Optimal Constrained Investment in the Cramer-Lundberg model

TL;DR

This paper analyzes an optimal investment strategy for an insurance company modeled by the Cramer-Lundberg process, considering constraints on risky asset investments, to minimize ruin probability, revealing complex policy behaviors influenced by model parameters.

Contribution

It introduces a constrained investment model within the Cramer-Lundberg framework and characterizes the optimal policy and ruin probability using HJB equations, highlighting novel counterintuitive strategies.

Findings

Optimal policies depend critically on model parameters.

Counterintuitive strategies like short-selling high-return stocks can be optimal.

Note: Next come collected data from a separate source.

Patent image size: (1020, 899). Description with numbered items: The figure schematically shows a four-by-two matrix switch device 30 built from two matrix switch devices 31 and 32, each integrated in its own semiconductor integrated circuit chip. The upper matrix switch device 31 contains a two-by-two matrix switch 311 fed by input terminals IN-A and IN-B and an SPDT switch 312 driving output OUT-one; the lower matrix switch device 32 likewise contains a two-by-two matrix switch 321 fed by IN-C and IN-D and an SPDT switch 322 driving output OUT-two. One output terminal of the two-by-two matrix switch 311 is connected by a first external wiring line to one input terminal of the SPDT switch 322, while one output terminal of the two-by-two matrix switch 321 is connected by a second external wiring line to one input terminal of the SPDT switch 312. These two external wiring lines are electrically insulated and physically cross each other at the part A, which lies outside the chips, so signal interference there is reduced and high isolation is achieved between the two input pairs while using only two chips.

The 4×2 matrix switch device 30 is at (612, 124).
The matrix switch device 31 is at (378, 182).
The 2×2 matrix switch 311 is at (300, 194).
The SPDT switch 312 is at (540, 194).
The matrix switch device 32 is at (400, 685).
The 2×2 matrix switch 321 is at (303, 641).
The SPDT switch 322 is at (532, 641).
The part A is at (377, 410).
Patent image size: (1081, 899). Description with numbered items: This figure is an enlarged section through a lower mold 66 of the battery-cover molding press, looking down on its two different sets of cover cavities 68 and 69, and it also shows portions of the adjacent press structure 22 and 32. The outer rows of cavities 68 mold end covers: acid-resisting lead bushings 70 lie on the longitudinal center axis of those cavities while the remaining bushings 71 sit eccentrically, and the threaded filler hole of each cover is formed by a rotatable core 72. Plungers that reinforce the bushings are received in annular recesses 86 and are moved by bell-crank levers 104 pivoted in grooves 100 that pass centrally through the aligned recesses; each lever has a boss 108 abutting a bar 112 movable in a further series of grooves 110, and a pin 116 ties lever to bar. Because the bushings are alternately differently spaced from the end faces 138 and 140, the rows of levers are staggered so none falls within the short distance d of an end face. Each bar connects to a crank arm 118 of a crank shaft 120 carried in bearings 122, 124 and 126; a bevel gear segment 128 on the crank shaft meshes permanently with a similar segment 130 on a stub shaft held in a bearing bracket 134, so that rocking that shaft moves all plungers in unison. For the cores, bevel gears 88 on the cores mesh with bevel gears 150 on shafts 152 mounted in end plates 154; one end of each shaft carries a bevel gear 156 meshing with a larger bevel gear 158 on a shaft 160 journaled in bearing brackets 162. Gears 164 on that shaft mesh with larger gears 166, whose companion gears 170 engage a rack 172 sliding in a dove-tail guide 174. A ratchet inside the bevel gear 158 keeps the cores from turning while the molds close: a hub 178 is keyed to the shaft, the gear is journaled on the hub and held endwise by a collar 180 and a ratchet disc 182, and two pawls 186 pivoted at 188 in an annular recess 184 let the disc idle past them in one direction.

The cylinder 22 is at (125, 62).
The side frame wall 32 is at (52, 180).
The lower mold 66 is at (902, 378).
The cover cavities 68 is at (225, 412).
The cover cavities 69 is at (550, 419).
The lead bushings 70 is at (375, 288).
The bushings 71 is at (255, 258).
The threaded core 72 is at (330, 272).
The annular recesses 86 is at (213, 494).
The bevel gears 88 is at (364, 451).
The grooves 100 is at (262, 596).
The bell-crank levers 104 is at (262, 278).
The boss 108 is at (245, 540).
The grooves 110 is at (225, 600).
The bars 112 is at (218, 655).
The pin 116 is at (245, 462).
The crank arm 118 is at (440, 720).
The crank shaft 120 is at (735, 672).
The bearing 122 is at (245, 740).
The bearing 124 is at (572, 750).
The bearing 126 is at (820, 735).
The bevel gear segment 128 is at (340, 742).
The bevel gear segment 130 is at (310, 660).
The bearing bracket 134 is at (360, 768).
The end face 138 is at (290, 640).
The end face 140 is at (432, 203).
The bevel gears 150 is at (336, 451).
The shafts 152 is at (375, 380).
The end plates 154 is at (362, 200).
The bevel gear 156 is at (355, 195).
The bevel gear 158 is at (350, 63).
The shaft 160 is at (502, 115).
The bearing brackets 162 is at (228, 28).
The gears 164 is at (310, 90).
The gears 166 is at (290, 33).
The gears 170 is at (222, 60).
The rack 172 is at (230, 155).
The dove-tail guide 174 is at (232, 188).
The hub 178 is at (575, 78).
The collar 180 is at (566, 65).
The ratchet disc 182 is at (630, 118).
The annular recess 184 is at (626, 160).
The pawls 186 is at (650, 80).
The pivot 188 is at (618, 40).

Explicit characterization of ruin probabilities under constraints.

Abstract

We consider an insurance company whose surplus is represented by the classical Cramer-Lundberg process. The company can invest its surplus in a risk free asset and in a risky asset, governed by the Black-Scholes equation. There is a constraint that the insurance company can only invest in the risky asset at a limited leveraging level; more precisely, when purchasing, the ratio of the investment amount in the risky asset to the surplus level is no more than a; and when shortselling, the proportion of the proceeds from the short-selling to the surplus level is no more than b. The objective is to find an optimal investment policy that minimizes the probability of ruin. The minimal ruin probability as a function of the initial surplus is characterized by a classical solution to the corresponding Hamilton-Jacobi-Bellman (HJB) equation. We study the optimal control policy and its properties. The interrelation between the parameters of the model plays a crucial role in the qualitative behavior of the optimal policy. E.g., for some ratios between a and b, quite unusual and at first ostensibly counterintuitive policies may appear, like short-selling a stock with a higher rate of return to earn lower interest, or borrowing at a higher rate to invest in a stock with lower rate of return. This is in sharp contrast with the unrestricted case, first studied in Hipp and Plum (2000), or with the case of no shortselling and no borrowing studied in Azcue and Muler (2009).